Il viaggio breve ed essenziale del Papa in Svezia per commemorare il quinto centenario della Riforma protestante conferma che il cammino verso l’unità dei cristiani è irreversibile. Un procedere che, sebbene si prospetti ancora lungo e accidentato, non deve essere abbandonato. Per lungo tempo intravisto e sperato, con pazienza e tenacia è avanzato grazie alle azioni e alle preghiere di donne e uomini di ogni confessione. Finché negli ultimi decenni — in ambito cattolico soprattutto dopo il Vaticano II — questo cammino si è fatto più visibile, anche se gli ostacoli non sono scomparsi.
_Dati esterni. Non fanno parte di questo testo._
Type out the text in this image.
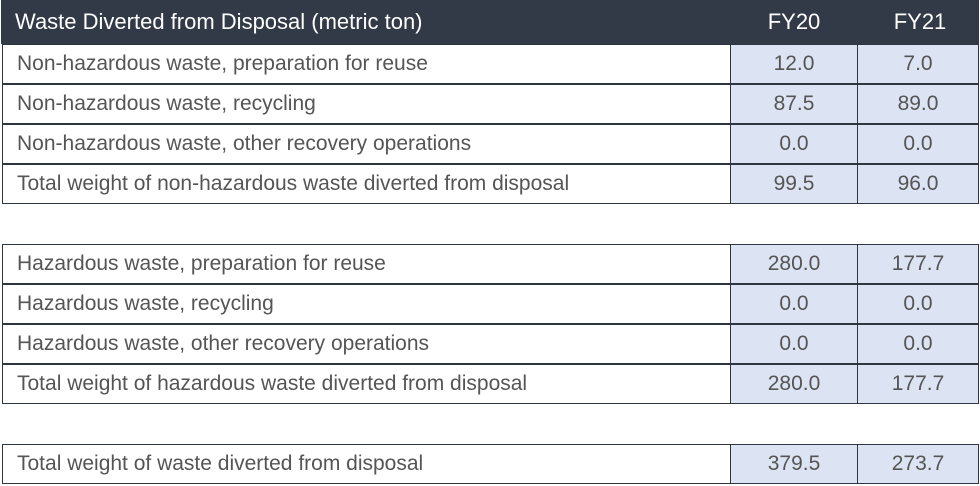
Waste Diverted from Disposal (metric ton)	FY20	FY21
Non-hazardous waste, preparation for reuse	12.0	7.0
Non-hazardous waste, recycling	87.5	89.0
Non-hazardous waste, other recovery operations	0.0	0.0
Total weight of non-hazardous waste diverted from disposal	99.5	96.0
Hazardous waste, preparation for reuse	280.0	177.7
Hazardous waste, recycling	0.0	0.0
Hazardous waste, other recovery operations	0.0	0.0
Total weight of hazardous waste diverted from disposal	280.0	177.7
Total weight of waste diverted from disposal	379.5	273.7
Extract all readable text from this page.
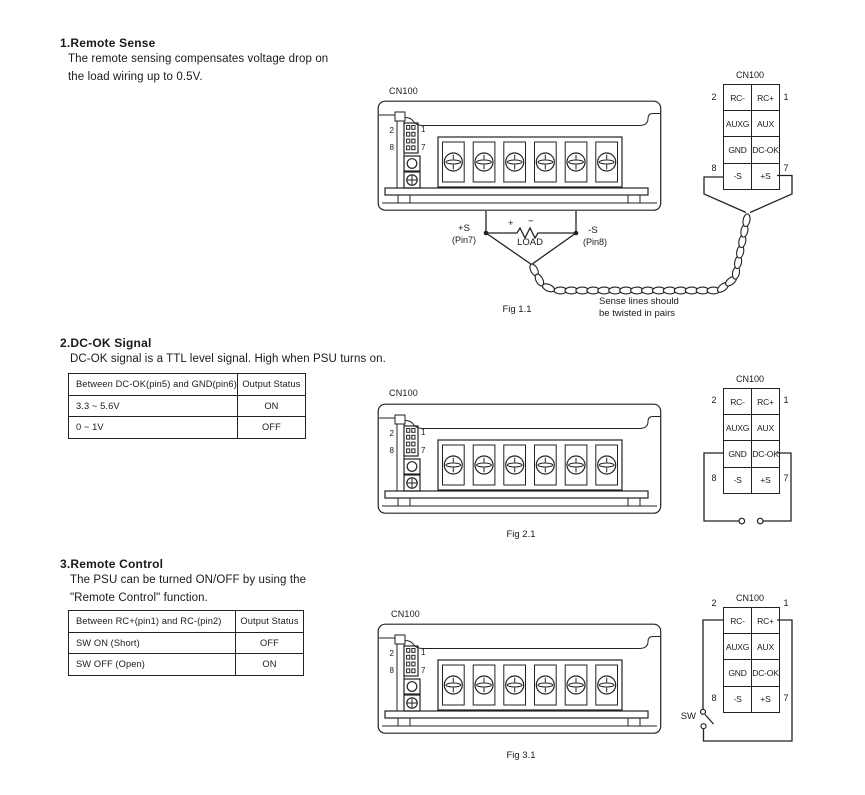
1.Remote Sense
The remote sensing compensates voltage drop on
the load wiring up to 0.5V.
2.DC-OK Signal
DC-OK signal is a TTL level signal. High when PSU turns on.
Between DC-OK(pin5) and GND(pin6)	Output Status
3.3 ~ 5.6V	ON
0 ~ 1V	OFF
3.Remote Control
The PSU can be turned ON/OFF by using the
"Remote Control" function.
Between RC+(pin1) and RC-(pin2)	Output Status
SW ON (Short)	OFF
SW OFF (Open)	ON
CN100
2	1
8	7
CN100
2	1
8	7
CN100
2	1
8	7
CN100
RC-	RC+
AUXG	AUX
GND	DC-OK
-S	+S
2	1
8	7
CN100
RC-	RC+
AUXG	AUX
GND	DC-OK
-S	+S
2	1
8	7
CN100
RC-	RC+
AUXG	AUX
GND	DC-OK
-S	+S
2	1
8	7
+S
(Pin7)
-S
(Pin8)
+ −
LOAD
Sense lines should
be twisted in pairs
Fig 1.1
Fig 2.1
Fig 3.1
SW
Oggi è sempre più chiara la consapevolezza che quanto unisce i cristiani supera di gran lunga quello che li divide, e proprio la storia delle separazioni, spesso accentuate dal potere politico, dovrebbe essere d’insegnamento per preparare il futuro. Ma è la storia stessa con il suo peso a gravare sui rapporti tra le diverse confessioni, anche se nell’ultimo mezzo secolo progressi importanti si sono realizzati, soprattutto sul piano teologico e dottrinale.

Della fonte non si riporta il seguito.